Beach Offers Rare Respite For War-weary Gazans
Hundreds of Gazans found rare respite at the beach this week from more than six months of traumatising Israeli bombardments in the Palestinian territory.
After temperatures suddenly soared, children paddled in the sea and their friends played ball games on the sand around Deir el-Balah in the centre of the coastal strip -- but the war was never far away.
Deir al-Balah city became a focus of fighting in Gaza between Israeli forces and Hamas militants. Israeli bombardments have left children dead and wounded.
"The children were happy and this was our first goal -- to get them out of the destruction, killing, and the atmosphere of war, even though they hear explosions every moment and planes in the air," said Naji Abu Waseem, displaced from Gaza City in the territory's north.
"God willing, this war will end and we will return to Gaza City, even to the rubble."
Many at the beach are living in makeshift shelters nearby. They are among the 1.7 million people the United Nations says have been uprooted by Gaza's war and left struggling for food, water and other essentials.
"The tent was like an oven," said Mahmud al-Khatib, 28, also displaced from Gaza's north. "The sea was the only option," where he took his wife and children.
"There's no infrastructure, no life, everything is nonexistent," Khatib said on Wednesday with the arrival of summer-like temperatures.
Groups of men lay in the sand looking at the waves as children played in the water.
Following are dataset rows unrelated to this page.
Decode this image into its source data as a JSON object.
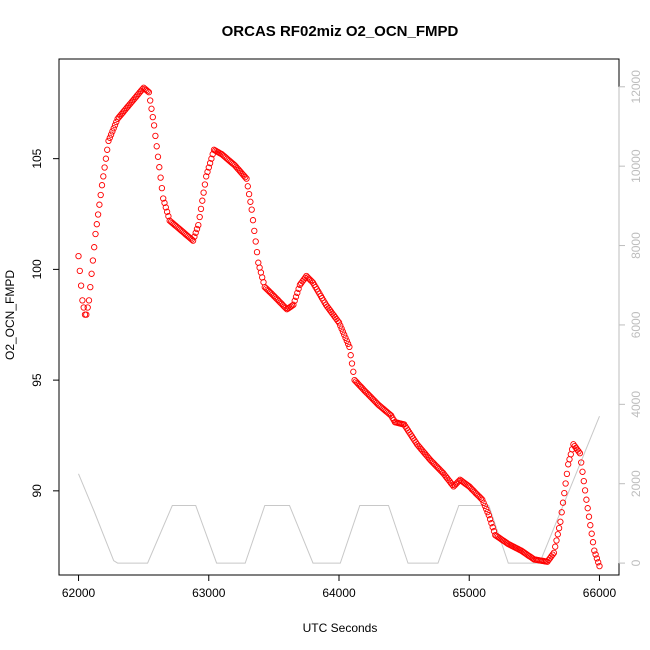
{
  "chart_data": {
    "type": "scatter",
    "title": "ORCAS RF02miz O2_OCN_FMPD",
    "xlabel": "UTC Seconds",
    "ylabel": "O2_OCN_FMPD",
    "xlim": [
      61850,
      66150
    ],
    "ylim": [
      86.2,
      109.5
    ],
    "y2lim": [
      -300,
      12700
    ],
    "x_ticks": [
      62000,
      63000,
      64000,
      65000,
      66000
    ],
    "y_ticks": [
      90,
      95,
      100,
      105
    ],
    "y2_ticks": [
      0,
      2000,
      4000,
      6000,
      8000,
      10000,
      12000
    ],
    "grid": false,
    "series": [
      {
        "marker": "open-circle",
        "color": "#ff0000",
        "axis": "left",
        "keypoints": [
          [
            62000,
            100.6
          ],
          [
            62030,
            98.6
          ],
          [
            62055,
            97.8
          ],
          [
            62080,
            98.6
          ],
          [
            62130,
            101.6
          ],
          [
            62180,
            103.8
          ],
          [
            62230,
            105.8
          ],
          [
            62300,
            106.8
          ],
          [
            62400,
            107.5
          ],
          [
            62500,
            108.2
          ],
          [
            62540,
            108.0
          ],
          [
            62580,
            106.5
          ],
          [
            62650,
            103.2
          ],
          [
            62700,
            102.2
          ],
          [
            62800,
            101.7
          ],
          [
            62880,
            101.3
          ],
          [
            62920,
            102.0
          ],
          [
            62980,
            104.2
          ],
          [
            63040,
            105.4
          ],
          [
            63100,
            105.2
          ],
          [
            63200,
            104.7
          ],
          [
            63290,
            104.1
          ],
          [
            63330,
            102.7
          ],
          [
            63380,
            100.3
          ],
          [
            63430,
            99.2
          ],
          [
            63500,
            98.8
          ],
          [
            63600,
            98.2
          ],
          [
            63650,
            98.4
          ],
          [
            63700,
            99.3
          ],
          [
            63750,
            99.7
          ],
          [
            63800,
            99.4
          ],
          [
            63900,
            98.4
          ],
          [
            64000,
            97.6
          ],
          [
            64080,
            96.5
          ],
          [
            64120,
            95.0
          ],
          [
            64200,
            94.5
          ],
          [
            64300,
            93.9
          ],
          [
            64400,
            93.4
          ],
          [
            64430,
            93.1
          ],
          [
            64500,
            93.0
          ],
          [
            64600,
            92.1
          ],
          [
            64700,
            91.4
          ],
          [
            64800,
            90.8
          ],
          [
            64880,
            90.2
          ],
          [
            64930,
            90.5
          ],
          [
            65000,
            90.2
          ],
          [
            65100,
            89.6
          ],
          [
            65150,
            88.9
          ],
          [
            65200,
            88.0
          ],
          [
            65300,
            87.6
          ],
          [
            65400,
            87.3
          ],
          [
            65500,
            86.9
          ],
          [
            65600,
            86.8
          ],
          [
            65650,
            87.2
          ],
          [
            65700,
            88.6
          ],
          [
            65760,
            91.2
          ],
          [
            65800,
            92.1
          ],
          [
            65850,
            91.7
          ],
          [
            65900,
            89.6
          ],
          [
            65960,
            87.3
          ],
          [
            66000,
            86.6
          ]
        ]
      },
      {
        "marker": "line",
        "color": "#c8c8c8",
        "axis": "right",
        "points": [
          [
            62000,
            2250
          ],
          [
            62120,
            1300
          ],
          [
            62270,
            60
          ],
          [
            62300,
            0
          ],
          [
            62530,
            0
          ],
          [
            62720,
            1450
          ],
          [
            62900,
            1450
          ],
          [
            63060,
            0
          ],
          [
            63280,
            0
          ],
          [
            63430,
            1450
          ],
          [
            63620,
            1450
          ],
          [
            63800,
            0
          ],
          [
            64010,
            0
          ],
          [
            64160,
            1450
          ],
          [
            64380,
            1450
          ],
          [
            64530,
            0
          ],
          [
            64760,
            0
          ],
          [
            64920,
            1450
          ],
          [
            65150,
            1450
          ],
          [
            65300,
            0
          ],
          [
            65540,
            0
          ],
          [
            66000,
            3700
          ]
        ]
      }
    ]
  }
}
Women and girls in tunics and hijabs took photographs.
More than 70 percent of those killed in the war are women and children, according to the health ministry in the Hamas-ruled territory.
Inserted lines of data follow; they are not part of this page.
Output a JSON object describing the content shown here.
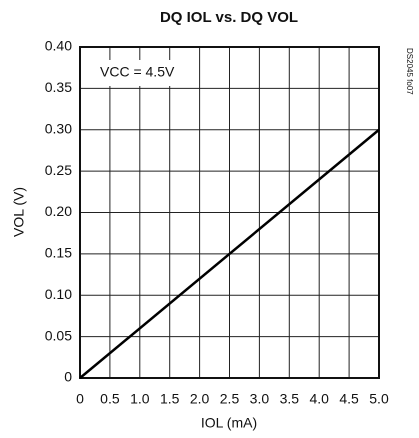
{
  "chart_data": {
    "type": "line",
    "title": "DQ IOL vs. DQ VOL",
    "x_label": "IOL (mA)",
    "y_label": "VOL (V)",
    "annotations": [
      "VCC = 4.5V",
      "DS2045 fo07"
    ],
    "x": [
      0,
      5.0
    ],
    "series": [
      {
        "name": "VOL",
        "color": "#000000",
        "values": [
          0,
          0.3
        ]
      }
    ],
    "xlim": [
      0,
      5.0
    ],
    "xticks": [
      0,
      0.5,
      {
        "value": 1,
        "label": "1.0"
      },
      1.5,
      {
        "value": 2,
        "label": "2.0"
      },
      2.5,
      {
        "value": 3,
        "label": "3.0"
      },
      3.5,
      {
        "value": 4,
        "label": "4.0"
      },
      4.5,
      {
        "value": 5,
        "label": "5.0"
      }
    ],
    "ylim": [
      0,
      0.4
    ],
    "yticks": [
      0,
      0.05,
      {
        "value": 0.1,
        "label": "0.10"
      },
      0.15,
      {
        "value": 0.2,
        "label": "0.20"
      },
      0.25,
      {
        "value": 0.3,
        "label": "0.30"
      },
      0.35,
      {
        "value": 0.4,
        "label": "0.40"
      }
    ],
    "grid": true
  }
}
The war began on October 7 when Hamas militants stormed across the border from Gaza and attacked southern Israel, resulting in the deaths of 1,170 people, most of them civilians, according to an AFP tally based on official Israeli figures.
Militants also abducted around 250 people, of whom 129 still remain in Gaza including 34 the military says are dead.
Since then Israel's relentless military offensive against Hamas has killed at least 33,899 people in Gaza, the territory's health ministry said.
Yunis Abu Ramadan, displaced with his family from the Gaza City area, said that, "with shooting everywhere," it is impossible to forget the war.
"We live in fear and terror and wish to return to our homes in Gaza," he said.
Still, his wife, Umm Ramadan, said the beach was a welcome break from their cramped life in an overcrowded tent.
"We're packed like sardines," she said. "We do not know comfort or calm due to the (Israeli) air strikes and the fear and anxiety of the children."
Worry persisted even at the water's edge, Ramadan added.
"We saw all the people in the tents had reached the sea like us because the weather was very hot," she said.
"But we were afraid that we would be bombed while we were by the sea too, as (Israeli) boats were close to the shore," Ramadan added.
"We hope the war will end and we will return to our homes."